Phillip Windell will speak on

"Into the Rabbit Hole - An Image Journey"

Digital Imagers Meeting

Sunday December 2, 2007 at 1:15, Pitt Scaife Hall, Room 1102

The art of seeing beyond what the eye takes in.
The camera intrigues me as a tool that can assist in seeing more, seeing beyond, seeing beneath, seeing through the "reality" that presents itself to our naked eyes.


I have been seriously capturing images for nearly forty years. Beginning with my time in West Africa with the Peace Corps, I have been enthralled with the process of focusing light and fixing images on light-sensitive materials; of “capturing the moment.” As I gained more experience, I became enthralled with the ability of the camera to “see beyond what the eye takes in.” By selective framing, the use of reflections and by changing settings and filters, the camera can help transport us through and beyond the “bery moment” into the eternity that lies at the heart of human aspirations.

Largely self-taught, I have received guidance from a number of artist friends and personally studied the work of some of the great photographers.
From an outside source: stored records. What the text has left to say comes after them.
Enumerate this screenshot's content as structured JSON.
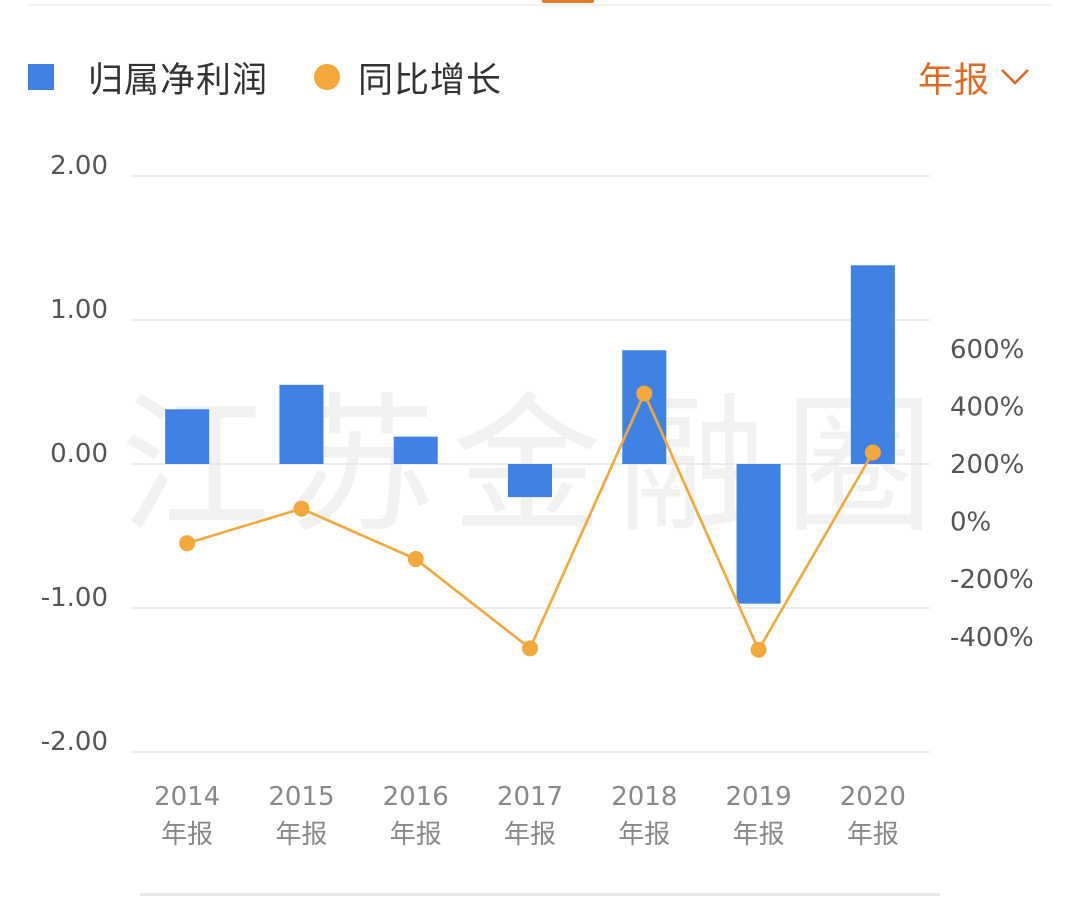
{
  "legend": {
    "bar_label": "归属净利润",
    "line_label": "同比增长"
  },
  "period_selector": {
    "label": "年报",
    "icon": "chevron-down-icon"
  },
  "watermark": "江苏金融圈",
  "colors": {
    "bar": "#3f82e4",
    "line": "#f2a83b",
    "accent": "#e06a24",
    "grid": "#e6e6e6",
    "tick": "#555555",
    "xtick": "#888888"
  },
  "chart_data": {
    "type": "bar",
    "categories": [
      "2014",
      "2015",
      "2016",
      "2017",
      "2018",
      "2019",
      "2020"
    ],
    "category_sublabel": "年报",
    "series": [
      {
        "name": "归属净利润",
        "type": "bar",
        "axis": "left",
        "values": [
          0.38,
          0.55,
          0.19,
          -0.23,
          0.79,
          -0.97,
          1.38
        ]
      },
      {
        "name": "同比增长",
        "type": "line",
        "axis": "right",
        "values": [
          -75,
          45,
          -130,
          -440,
          445,
          -445,
          240
        ]
      }
    ],
    "y_left": {
      "ylim": [
        -2,
        2
      ],
      "ticks": [
        2,
        1,
        0,
        -1,
        -2
      ],
      "tick_labels": [
        "2.00",
        "1.00",
        "0.00",
        "-1.00",
        "-2.00"
      ]
    },
    "y_right": {
      "ylim": [
        -800,
        1200
      ],
      "ticks": [
        600,
        400,
        200,
        0,
        -200,
        -400
      ],
      "tick_labels": [
        "600%",
        "400%",
        "200%",
        "0%",
        "-200%",
        "-400%"
      ]
    },
    "grid": true,
    "legend_position": "top-left"
  }
}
I have paid particular attention to the great street photographers (Atget, Brassai, Brandt, Cartier-Bresson, Evans, Hine, Koudelko, Lang) and art photographers (Steiglitz, Steichen) and the work produced under Roy Stryker at the Farm Security Administration and the documentation of Pittsburgh’s Renaissance in the 1950’s.

In 1971, I was among the early members of the Pittsburgh Filmmakers Association where I learned still darkroom techniques and the basics of studio lighting. In late 1972, I staged a performance of my slide-movie, “Push.” I subsequently moved to super 8 motion picture film and made several films in the medium, including “How to Beautify the Ghetto,” a short film with a modicum of corporate sponsorship that was made for the Homewood Brushton Neighborhood Association.